Hydrogels Assessed for Biomedical Uses

By BiotechDaily International staff writers
Posted on 16 Jul 2013
Image: Agar/PAM DN hydrogels show extraordinary mechanical and free-shapeable properties: (a) bending; (b) knotting; (c) compression; (d) (stretching); (e) hexagon; (f) teddy bear gel under compression; and (g) teddy bear gel after force release (Photo courtesy of Qiang Chen and Chao Zhao).
Image: Agar/PAM DN hydrogels show extraordinary mechanical and free-shapeable properties: (a) bending; (b) knotting; (c) compression; (d) (stretching); (e) hexagon; (f) teddy bear gel under compression; and (g) teddy bear gel after force release (Photo courtesy of Qiang Chen and Chao Zhao).
Scientists are studying hydrogel, a hydrophilic polymer chain with similar flexibility to natural tissue, for new biomedical uses.

Dr. Jie Zheng, associate professor of chemical and biomolecular engineering, and Dr. Robert Weiss, a professor and chair of polymer engineering at the University of Akron (OH, USA), are among the most recent to add to the mounting research of hydrogels, the gelatinous substance that, because of its toughness and plasticity, has several biomedical applications, including cartilage repair, implants for minimally invasive surgery and drug delivery.

Because, as Dr. Zheng reported, “all existing methods to prepare double-network hydrogels involve multiple-step processes, which are tedious and time-consuming.” Dr. Zheng and his team developed a simple, effective, and one-pot technique (in which reactions occur in one as opposed to several pots) to synthesize double-network hydrogels—that is, hydrogels composed of two networks of polymer chains, one rigid, the other ductile.

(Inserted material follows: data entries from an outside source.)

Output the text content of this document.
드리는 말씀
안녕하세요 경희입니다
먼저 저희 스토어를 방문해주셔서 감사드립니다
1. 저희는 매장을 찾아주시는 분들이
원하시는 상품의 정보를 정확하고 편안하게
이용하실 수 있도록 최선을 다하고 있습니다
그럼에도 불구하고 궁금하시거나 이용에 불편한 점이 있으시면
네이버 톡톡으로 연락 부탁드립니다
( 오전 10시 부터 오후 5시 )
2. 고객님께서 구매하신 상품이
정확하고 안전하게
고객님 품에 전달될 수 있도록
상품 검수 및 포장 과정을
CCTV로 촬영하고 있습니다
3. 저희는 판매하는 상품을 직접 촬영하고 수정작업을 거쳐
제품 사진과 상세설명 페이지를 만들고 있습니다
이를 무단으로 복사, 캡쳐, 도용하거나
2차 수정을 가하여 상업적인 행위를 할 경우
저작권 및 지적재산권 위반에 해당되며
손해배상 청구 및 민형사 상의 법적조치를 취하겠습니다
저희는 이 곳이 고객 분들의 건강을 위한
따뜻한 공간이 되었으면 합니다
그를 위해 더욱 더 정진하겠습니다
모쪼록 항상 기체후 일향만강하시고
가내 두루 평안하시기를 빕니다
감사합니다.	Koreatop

Dr. Zheng not only made the synthesis of these hydrogels more effective but also made the hydrogels tougher. Most hydrogels are weak and brittle, “suffering from low mechanical strength, poor toughness, and/or limited extensibility and recoverability,” Dr. Zheng remarked. His hydrogels, however, “exhibit high mechanical properties, excellent recoverable properties, and a unique, free-shapeable property,” he stated, making them potential replacements for load-bearing soft tissues such as muscle, cartilage, tendon, and blood vessels.

Dr. Weiss also has synthesized a more resilient brand of hydrogel, a shape memory hydrogel, which can be curved and stretched and fixed into temporary shapes. When exposed to an external stimulus, such as temperature, light, moisture, or an electric field, shape memory polymers recover their original, permanent shape.

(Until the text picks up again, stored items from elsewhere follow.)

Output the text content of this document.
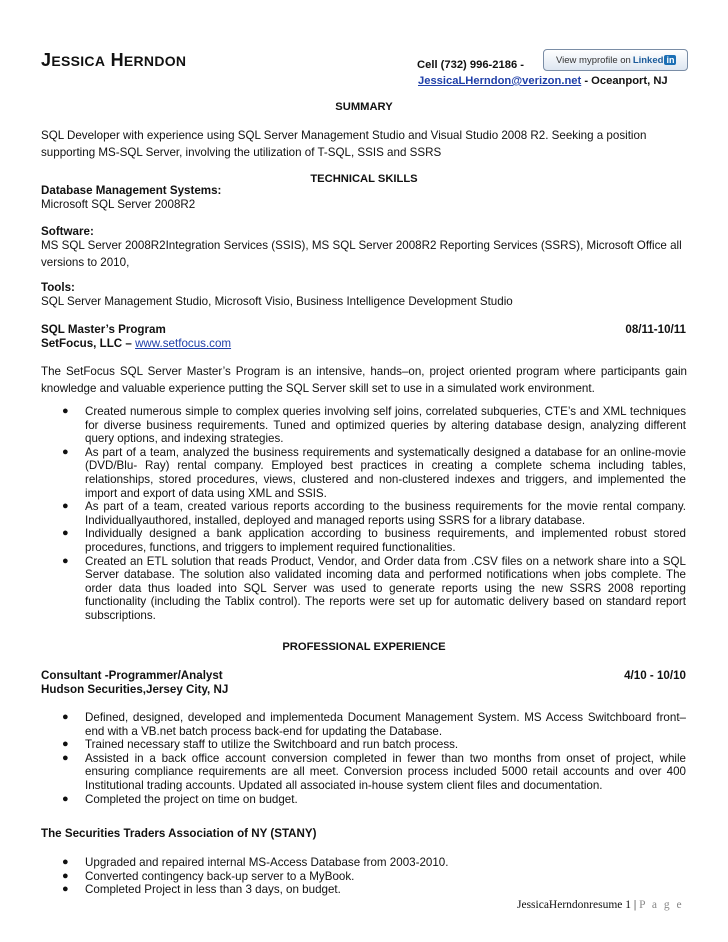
JESSICA HERNDON	Cell (732) 996-2186 -	View myprofile on Linked in
JessicaLHerndon@verizon.net - Oceanport, NJ
SUMMARY
SQL Developer with experience using SQL Server Management Studio and Visual Studio 2008 R2. Seeking a position supporting MS-SQL Server, involving the utilization of T-SQL, SSIS and SSRS
TECHNICAL SKILLS
Database Management Systems:
Microsoft SQL Server 2008R2
Software:
MS SQL Server 2008R2Integration Services (SSIS), MS SQL Server 2008R2 Reporting Services (SSRS), Microsoft Office all versions to 2010,
Tools:
SQL Server Management Studio, Microsoft Visio, Business Intelligence Development Studio
SQL Master’s Program	08/11-10/11
SetFocus, LLC – www.setfocus.com
The SetFocus SQL Server Master’s Program is an intensive, hands–on, project oriented program where participants gain knowledge and valuable experience putting the SQL Server skill set to use in a simulated work environment.
● Created numerous simple to complex queries involving self joins, correlated subqueries, CTE’s and XML techniques for diverse business requirements. Tuned and optimized queries by altering database design, analyzing different query options, and indexing strategies.
● As part of a team, analyzed the business requirements and systematically designed a database for an online-movie (DVD/Blu- Ray) rental company. Employed best practices in creating a complete schema including tables, relationships, stored procedures, views, clustered and non-clustered indexes and triggers, and implemented the import and export of data using XML and SSIS.
● As part of a team, created various reports according to the business requirements for the movie rental company. Individuallyauthored, installed, deployed and managed reports using SSRS for a library database.
● Individually designed a bank application according to business requirements, and implemented robust stored procedures, functions, and triggers to implement required functionalities.
● Created an ETL solution that reads Product, Vendor, and Order data from .CSV files on a network share into a SQL Server database. The solution also validated incoming data and performed notifications when jobs complete. The order data thus loaded into SQL Server was used to generate reports using the new SSRS 2008 reporting functionality (including the Tablix control). The reports were set up for automatic delivery based on standard report subscriptions.
PROFESSIONAL EXPERIENCE
Consultant -Programmer/Analyst	4/10 - 10/10
Hudson Securities,Jersey City, NJ
● Defined, designed, developed and implementeda Document Management System. MS Access Switchboard front–end with a VB.net batch process back-end for updating the Database.
● Trained necessary staff to utilize the Switchboard and run batch process.
● Assisted in a back office account conversion completed in fewer than two months from onset of project, while ensuring compliance requirements are all meet. Conversion process included 5000 retail accounts and over 400 Institutional trading accounts. Updated all associated in-house system client files and documentation.
● Completed the project on time on budget.
The Securities Traders Association of NY (STANY)
● Upgraded and repaired internal MS-Access Database from 2003-2010.
● Converted contingency back-up server to a MyBook.
● Completed Project in less than 3 days, on budget.
JessicaHerndonresume 1 | P a g e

Dr.Weiss’s shape memory hydrogels are thermally actuated, so that they stretch and change shape when heated, and they retain this temporary shape when cooled. Biocompatible, shape memory hydrogels have the potential to be used for minimally invasive surgery and drug delivery, Dr. Weiss noted. “Shape memory may be useful for deployment of hydrogels in biomedical applications using less invasive methods ... for example, one can implant a compact form of the device that would deploy into the usable shape after it is implanted,” he said.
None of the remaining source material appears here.